Arnaud Dubien

Retrouver le chemin de la "Maison commune européenne"

parArnaud DUBIEN,  Directeur de l’Observatoire franco-russe

Articles de la revue France Forum

Mise en perspective

A l’approche du 25e anniversaire de la chute de l’Union soviétique, un constat s’impose : les relations de la Russie avec l’Union européenne et, plus généralement, avec les pays occidentaux n’ont jamais été aussi mauvaises depuis la fin de la guerre froide. Les sanctions et les contre-sanctions, la suspension du G8, les exercices et les déploiements militaires en Europe orientale, les crispations doctrinales de part et d’autre en témoignent. Perceptions et « narratifs » dominants en Russie et en Occident s’éloignent de plus en plus. L’idée de convergence entre les deux ensembles, au coeur de la vision de nombreux dirigeants européens et russes depuis la fin des années 1980, paraît compromise pour longtemps.

Les responsabilités de ce rendez-vous manqué devant l’Histoire sont évidemment partagées. Les évolutions internes de la Russie y sont pour beaucoup. Aux premières dérives des années Eltsine (coup de force de l’automne 1993, choix de la répression en Tchétchénie un an plus tard, privatisations spoliatrices et émergence des oligarques, arrangements électoraux en 1996 et en 1999) a succédé une régression dramatique, particulièrement visible depuis le printemps 2012, en matière de libertés publiques. Si la Russie n’est pas une dictature, comme l’affirment de nombreux observateurs de plus ou moins bonne foi, elle n’a jamais été aussi éloignée des idéaux démocratiques ayant vu le jour il y a trente ans avec la perestroïka de Mikhaïl Gorbatchev. Les Occidentaux – et notamment les Américains – portent, eux aussi, une lourde responsabilité. En choisissant de célébrer leur victoire géopolitique (c’est le sens des élargissements de l’Otan et de l’UE) tout en repoussant les offres de coopération russes (après le 11 septembre 2001, puis en 2008 sous la présidence Dmitri Medvedev), ils ont privilégié le court terme et des choix stratégiques aussi contestables que dangereux. George Kennan, qui avait en son temps analysé le début de la guerre froide et prôné le containment de l’URSS, fut tout aussi clairvoyant – mais malheureusement moins écouté cette fois-ci – quand il mit en garde, il y a près de vingt ans, contre les conséquences funestes de la marche de l’Otan vers l’est.
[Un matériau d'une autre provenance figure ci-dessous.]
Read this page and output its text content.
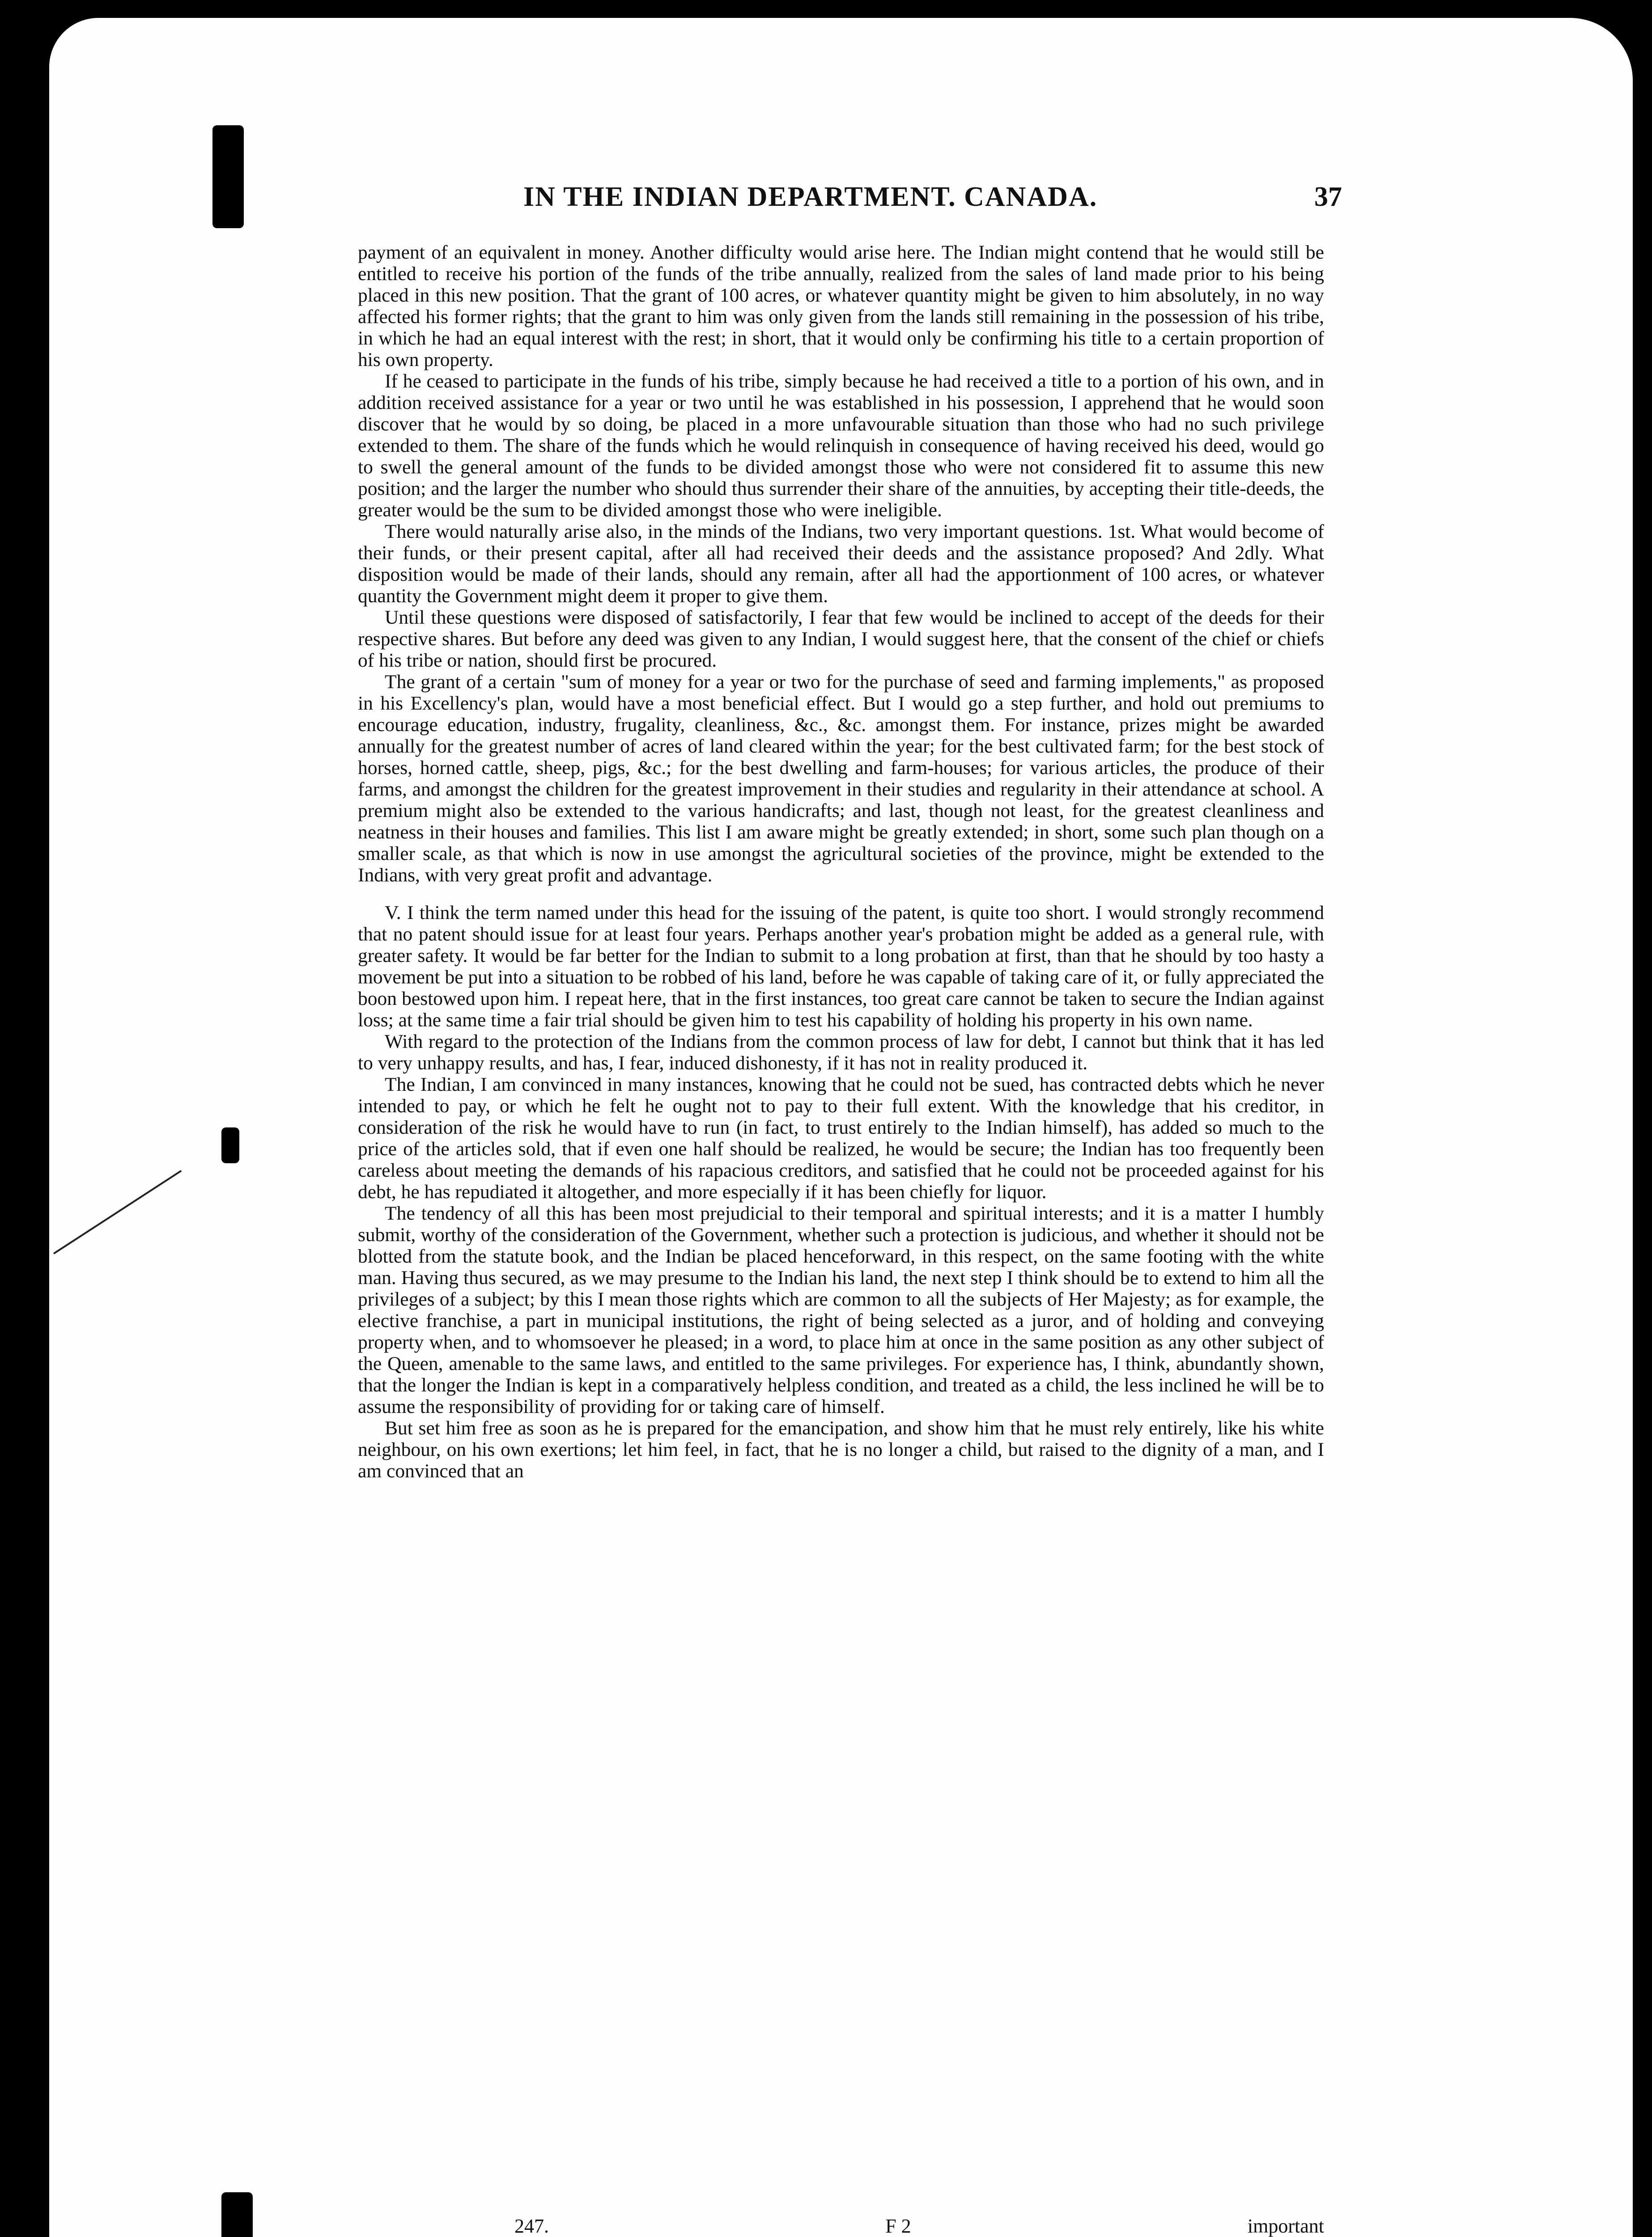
IN THE INDIAN DEPARTMENT. CANADA.	37

payment of an equivalent in money. Another difficulty would arise here. The Indian might contend that he would still be entitled to receive his portion of the funds of the tribe annually, realized from the sales of land made prior to his being placed in this new position. That the grant of 100 acres, or whatever quantity might be given to him absolutely, in no way affected his former rights; that the grant to him was only given from the lands still remaining in the possession of his tribe, in which he had an equal interest with the rest; in short, that it would only be confirming his title to a certain proportion of his own property.

If he ceased to participate in the funds of his tribe, simply because he had received a title to a portion of his own, and in addition received assistance for a year or two until he was established in his possession, I apprehend that he would soon discover that he would by so doing, be placed in a more unfavourable situation than those who had no such privilege extended to them. The share of the funds which he would relinquish in consequence of having received his deed, would go to swell the general amount of the funds to be divided amongst those who were not considered fit to assume this new position; and the larger the number who should thus surrender their share of the annuities, by accepting their title-deeds, the greater would be the sum to be divided amongst those who were ineligible.

There would naturally arise also, in the minds of the Indians, two very important questions. 1st. What would become of their funds, or their present capital, after all had received their deeds and the assistance proposed? And 2dly. What disposition would be made of their lands, should any remain, after all had the apportionment of 100 acres, or whatever quantity the Government might deem it proper to give them.

Until these questions were disposed of satisfactorily, I fear that few would be inclined to accept of the deeds for their respective shares. But before any deed was given to any Indian, I would suggest here, that the consent of the chief or chiefs of his tribe or nation, should first be procured.

The grant of a certain "sum of money for a year or two for the purchase of seed and farming implements," as proposed in his Excellency's plan, would have a most beneficial effect. But I would go a step further, and hold out premiums to encourage education, industry, frugality, cleanliness, &c., &c. amongst them. For instance, prizes might be awarded annually for the greatest number of acres of land cleared within the year; for the best cultivated farm; for the best stock of horses, horned cattle, sheep, pigs, &c.; for the best dwelling and farm-houses; for various articles, the produce of their farms, and amongst the children for the greatest improvement in their studies and regularity in their attendance at school. A premium might also be extended to the various handicrafts; and last, though not least, for the greatest cleanliness and neatness in their houses and families. This list I am aware might be greatly extended; in short, some such plan though on a smaller scale, as that which is now in use amongst the agricultural societies of the province, might be extended to the Indians, with very great profit and advantage.

V. I think the term named under this head for the issuing of the patent, is quite too short. I would strongly recommend that no patent should issue for at least four years. Perhaps another year's probation might be added as a general rule, with greater safety. It would be far better for the Indian to submit to a long probation at first, than that he should by too hasty a movement be put into a situation to be robbed of his land, before he was capable of taking care of it, or fully appreciated the boon bestowed upon him. I repeat here, that in the first instances, too great care cannot be taken to secure the Indian against loss; at the same time a fair trial should be given him to test his capability of holding his property in his own name.

With regard to the protection of the Indians from the common process of law for debt, I cannot but think that it has led to very unhappy results, and has, I fear, induced dishonesty, if it has not in reality produced it.

The Indian, I am convinced in many instances, knowing that he could not be sued, has contracted debts which he never intended to pay, or which he felt he ought not to pay to their full extent. With the knowledge that his creditor, in consideration of the risk he would have to run (in fact, to trust entirely to the Indian himself), has added so much to the price of the articles sold, that if even one half should be realized, he would be secure; the Indian has too frequently been careless about meeting the demands of his rapacious creditors, and satisfied that he could not be proceeded against for his debt, he has repudiated it altogether, and more especially if it has been chiefly for liquor.

The tendency of all this has been most prejudicial to their temporal and spiritual interests; and it is a matter I humbly submit, worthy of the consideration of the Government, whether such a protection is judicious, and whether it should not be blotted from the statute book, and the Indian be placed henceforward, in this respect, on the same footing with the white man. Having thus secured, as we may presume to the Indian his land, the next step I think should be to extend to him all the privileges of a subject; by this I mean those rights which are common to all the subjects of Her Majesty; as for example, the elective franchise, a part in municipal institutions, the right of being selected as a juror, and of holding and conveying property when, and to whomsoever he pleased; in a word, to place him at once in the same position as any other subject of the Queen, amenable to the same laws, and entitled to the same privileges. For experience has, I think, abundantly shown, that the longer the Indian is kept in a comparatively helpless condition, and treated as a child, the less inclined he will be to assume the responsibility of providing for or taking care of himself.

But set him free as soon as he is prepared for the emancipation, and show him that he must rely entirely, like his white neighbour, on his own exertions; let him feel, in fact, that he is no longer a child, but raised to the dignity of a man, and I am convinced that an

247.	F 2	important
Que le grand malentendu russo-occidental trouve son dénouement dramatique en Ukraine ne doit rien au hasard. Aux yeux des Russes, population et élite confondues, ce pays – pour des raisons historiques, identitaires, économiques et stratégiques – occupe une place à part. Pour les stratèges américains, mais aussi pour certains Européens (en particulier ceux qui ont porté le projet de Partenariat oriental de l’Union européenne, c’est-à-dire les Polonais, les Suédois, les Baltes), l’Ukraine est la pierre angulaire d’une stratégie plus ou moins assumée de roll back de la Russie aux confins nord-est du continent.

Dans ce contexte, la France a un rôle essentiel à jouer. État et grande puissance avant d’être une nation, longtemps sensible aux notions de grandeur, de gloire militaire et de souveraineté, elle aussi tourmentée par son passé impérial et ébranlée dans ses fondements par la mondialisation, considérant – selon les propos du président François Hollande – la Russie comme un « pays ami », elle est sans doute la mieux placée pour renouer les fils du dialogue. Elle doit, aujourd’hui, tendre la main à la Russie afin d’empêcher sa dérive vers de dangereux et illusoires rivages eurasiens ; elle doit également faire entendre une voix raisonnable dans les instances euro-atlantiques et ne pas permettre la remise en cause des liens d’hier et de demain avec la Russie. Le colloque organisé le 12 novembre dernier par l’Observatoire franco-russe en partenariat avec l’institut Jean Lecanuet et l’IRIS a rassemblé experts, parlementaires, diplomates et universitaires des deux pays, dans un souci de pluralisme et d’équilibre. Puisse-t-il avoir contribué à une meilleure compréhension des enjeux liés à la Russie et à nos relations avec ce grand pays d’Europe.